One of key factors in designing high-performance alloys is to understand their incipient behavior. To get detailed real-time atomic scale evolutions of multi-principal element alloys (MPEAs) during nanoindentation incipient yielding, molecular dynamics (MD) simulations were carried out. Emphases are given to the effects of lattice distortion (LD) and chemical short-range ordering (CSRO) on the initiation of plasticity in body-centered cubic (BCC) MPEAs. The initial plastic mechanism is embryo nucleation assisted and the incipient behavior is strongly affected by LD and CSRO. Specifically, the embryo nucleation load Pe is reduced by LD and CSRO and the incipient drop P0 is lowered by LDI that only comes from atomic size difference and further declined by CSRO. This is because LD and CSRO could boost embryo nucleation, which can act as precursors for dislocation nucleation. This is consistent with the free-end nudged elastic band observations. Although Pe is weakened by LDII generated by introducing extra elements, P0 is intensified because severe LD could dominate the following process. The dislocation starvation mechanism is found in an average-atom (AA) model.
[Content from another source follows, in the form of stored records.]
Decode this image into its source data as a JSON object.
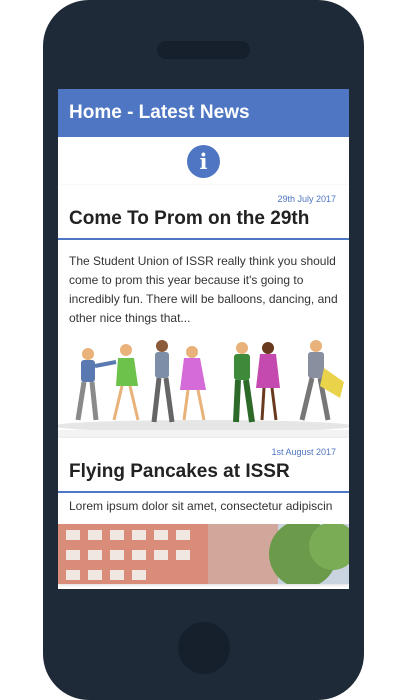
{
  "appbar": {
    "title": "Home - Latest News"
  },
  "info": {
    "icon": "info-icon",
    "label": "i"
  },
  "articles": [
    {
      "date": "29th July 2017",
      "title": "Come To Prom on the 29th",
      "excerpt": "The Student Union of ISSR really think you should come to prom this year because it's going to incredibly fun. There will be balloons, dancing, and other nice things that...",
      "image": "dancing-couples-illustration"
    },
    {
      "date": "1st August 2017",
      "title": "Flying Pancakes at ISSR",
      "excerpt": "Lorem ipsum dolor sit amet, consectetur adipiscin",
      "image": "building-photo"
    }
  ],
  "colors": {
    "accent": "#4f76c2",
    "phone": "#1f2a38"
  }
}
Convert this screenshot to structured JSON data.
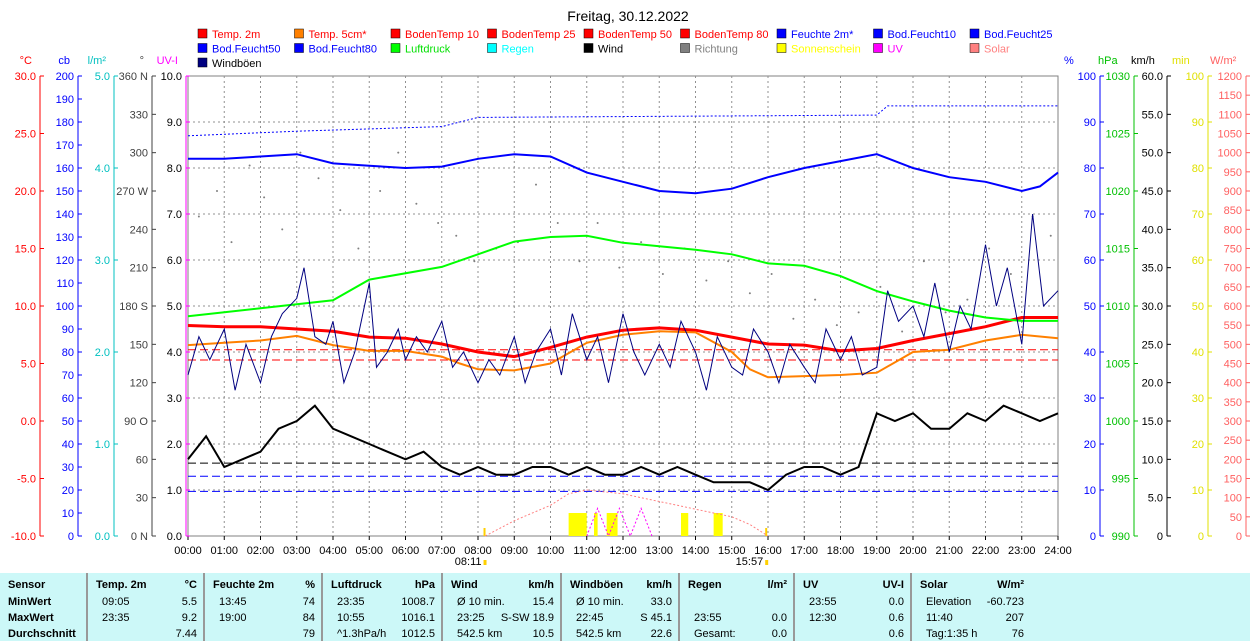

However, it is replaced by dislocation interactions due to LD and CSRO. Density functional theory (DFT) calculations suggest that charge density distribution and the amount of directional Al-Al bonding would play a critical role in the onset of plastic deformation. When a larger indenter radius was used in MD simulations, the dislocation starvation mechanism is absent in AA model due to the reduced maximum shear stress. Instead, the dislocation propagation prevails. With respect to the orientation effect, three investigated orientations demonstrate a distinct yielding behavior.